He won’t be delivering halal food
In a recent advertisement a takeaway food courier was shown carrying two bags: one was marked ‘halal’, the other was labelled dazhong shipin or ‘majority food’. The ad was for Meituan-Dianping and soon caused a major storm online.
Meituan, which is one of China’s largest food delivery companies, launched a halal service last month to attract more of the country’s 23 million Muslims. A green button identifying a mosque was added to its mobile phone app so that customers could request that halal dishes be kept apart from orders containing pork and alcohol.
“We use separate bags so you don’t need to worry when ordering from restaurants,” said a flyer distributed in Gansu’s Linxia, a Muslim-majority city. But members of China’s dominant ethnic group, the Han, were soon protesting. “Why should Muslims get special treatment?” they fumed online. “The Greens are taking over China,” warned others, using a derogatory term for Muslims. Others called for a boycott of the delivery service and soon the question “will Meituan go bankrupt?” began to trend online.
Meituan caved in. The effort to gain an edge in China’s competitive delivery market by adding a bespoke service was backfiring. Muslims make up less than 2% of China’s 1.38 billion population, while Han Chinese account for 92%.
Meituan removed the green button and distanced itself from the Linxia branch’s activities. “We will strengthen supervision of agents going forward,” it promised via its official weibo account.
Halal food has become an increasingly sensitive issue. Accounts with name like ‘No halal’ and ‘I Proudly Eat Pork’ have sprung up on weibo to counter what they see as the spread of Muslim-friendly food and the “halalisation” of China. In recent months stories about domestic flights where all the meals were labelled halal have sparked huge debate online, as have images of bread bearing the halal logo.
Many Han say they are uncomfortable consuming anything marked with the sign because they aren’t Muslim themselves. Others are convinced the proceeds from anything labelled halal go to religious organisations or terrorist groups such as Islamic State.

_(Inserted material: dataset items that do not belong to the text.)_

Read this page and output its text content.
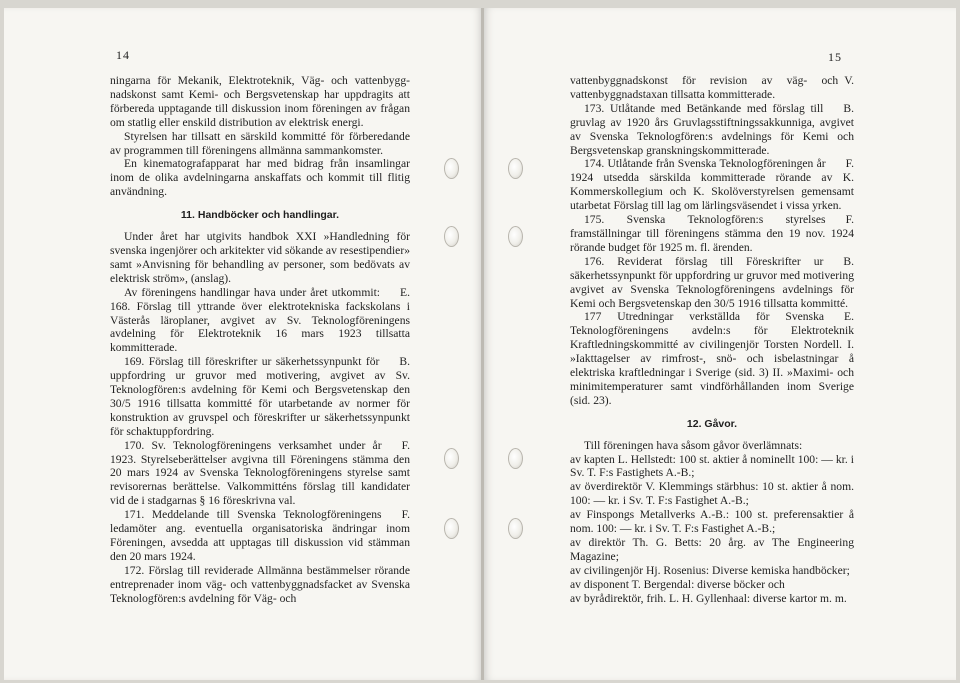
14

ningarna för Mekanik, Elektroteknik, Väg- och vattenbygg-nadskonst samt Kemi- och Bergsvetenskap har uppdragits att förbereda upptagande till diskussion inom föreningen av frågan om statlig eller enskild distribution av elektrisk energi.

Styrelsen har tillsatt en särskild kommitté för förberedande av programmen till föreningens allmänna sammankomster.

En kinematografapparat har med bidrag från insamlingar inom de olika avdelningarna anskaffats och kommit till flitig användning.

11. Handböcker och handlingar.

Under året har utgivits handbok XXI »Handledning för svenska ingenjörer och arkitekter vid sökande av resestipendier» samt »Anvisning för behandling av personer, som bedövats av elektrisk ström», (anslag).

E.
Av föreningens handlingar hava under året utkommit: 168. Förslag till yttrande över elektrotekniska fackskolans i Västerås läroplaner, avgivet av Sv. Teknologföreningens avdelning för Elektroteknik 16 mars 1923 tillsatta kommitterade.

B.
169. Förslag till föreskrifter ur säkerhetssynpunkt för uppfordring ur gruvor med motivering, avgivet av Sv. Teknologfören:s avdelning för Kemi och Bergsvetenskap den 30/5 1916 tillsatta kommitté för utarbetande av normer för konstruktion av gruvspel och föreskrifter ur säkerhetssynpunkt för schaktuppfordring.

F.
170. Sv. Teknologföreningens verksamhet under år 1923. Styrelseberättelser avgivna till Föreningens stämma den 20 mars 1924 av Svenska Teknologföreningens styrelse samt revisorernas berättelse. Valkommitténs förslag till kandidater vid de i stadgarnas § 16 föreskrivna val.

F.
171. Meddelande till Svenska Teknologföreningens ledamöter ang. eventuella organisatoriska ändringar inom Föreningen, avsedda att upptagas till diskussion vid stämman den 20 mars 1924.

172. Förslag till reviderade Allmänna bestämmelser rörande entreprenader inom väg- och vattenbyggnadsfacket av Svenska Teknologfören:s avdelning för Väg- och

15

V.
vattenbyggnadskonst för revision av väg- och vattenbyggnadstaxan tillsatta kommitterade.

B.
173. Utlåtande med Betänkande med förslag till gruvlag av 1920 års Gruvlagsstiftningssakkunniga, avgivet av Svenska Teknologfören:s avdelnings för Kemi och Bergsvetenskap granskningskommitterade.

F.
174. Utlåtande från Svenska Teknologföreningen år 1924 utsedda särskilda kommitterade rörande av K. Kommerskollegium och K. Skolöverstyrelsen gemensamt utarbetat Förslag till lag om lärlingsväsendet i vissa yrken.

F.
175. Svenska Teknologfören:s styrelses framställningar till föreningens stämma den 19 nov. 1924 rörande budget för 1925 m. fl. ärenden.

B.
176. Reviderat förslag till Föreskrifter ur säkerhetssynpunkt för uppfordring ur gruvor med motivering avgivet av Svenska Teknologföreningens avdelnings för Kemi och Bergsvetenskap den 30/5 1916 tillsatta kommitté.

E.
177 Utredningar verkställda för Svenska Teknologföreningens avdeln:s för Elektroteknik Kraftledningskommitté av civilingenjör Torsten Nordell. I. »Iakttagelser av rimfrost-, snö- och isbelastningar å elektriska kraftledningar i Sverige (sid. 3) II. »Maximi- och minimitemperaturer samt vindförhållanden inom Sverige (sid. 23).

12. Gåvor.

Till föreningen hava såsom gåvor överlämnats:

av kapten L. Hellstedt: 100 st. aktier å nominellt 100: — kr. i Sv. T. F:s Fastighets A.-B.;

av överdirektör V. Klemmings stärbhus: 10 st. aktier å nom. 100: — kr. i Sv. T. F:s Fastighet A.-B.;

av Finspongs Metallverks A.-B.: 100 st. preferensaktier å nom. 100: — kr. i Sv. T. F:s Fastighet A.-B.;

av direktör Th. G. Betts: 20 årg. av The Engineering Magazine;

av civilingenjör Hj. Rosenius: Diverse kemiska handböcker;

av disponent T. Bergendal: diverse böcker och

av byrådirektör, frih. L. H. Gyllenhaal: diverse kartor m. m.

“Concerns about halal food, or halalisation, have become the outlet for irrational fears and concerns about Muslims,” says James Leibold a professor of Chinese politics at La Trobe University in Australia.
Another bone of contention is the word for halal in Chinese – qingzhen. The two characters mean pure and true. Han Chinese say this implies their food is dirty and they want the word changed to characters that denote “Muslim food” (even though ‘halal’ conceptually encompasses more than just food).
The debate came to head in March last year when China’s parliamentary body looked like it might push ahead with a law defining and regulating halal food. But the pendulum swung the other way. Instead of moving forward with the law, the legislation was taken off the research schedule and effectively scrapped. Opposition was led by Xi Wuyi, a scholar of Marxism at the Chinese Academy of Social Sciences, who said the law would exacerbate ethnic differences and make Chinese Muslims more “Arabian”. “Pious men will become more pious, less pious men will become more devout and the Muslim identity will grow stronger,” she warned on her weibo. Experts say the rise of Islamic State, chaos in the Middle East and attacks linked with Xinjiang – home to China’s Muslim Uighur minority – have contributed to rising levels of Islamophobia.
“We should put special security measures anywhere there are Muslims,” said one of the self-identified mu hei or “Muslim haters” now active online. WiC saw a huge variety of hate speech about Muslims on China’s internet, all of which was highly inflammatory.
The surprise is that such comments have remained uncensored, given that they are explicitly in contravention of Chinese laws on ethnic unity and hate speech.
“I find it curious that the government which generally monitors the internet and social media closely does not restrict this kind of Islamophobia,” says Dru Gladney an expert in Chinese Muslims at Pomona College. “In China, you can only interpret this as a deliberate refusal to interfere or restrict,” he adds.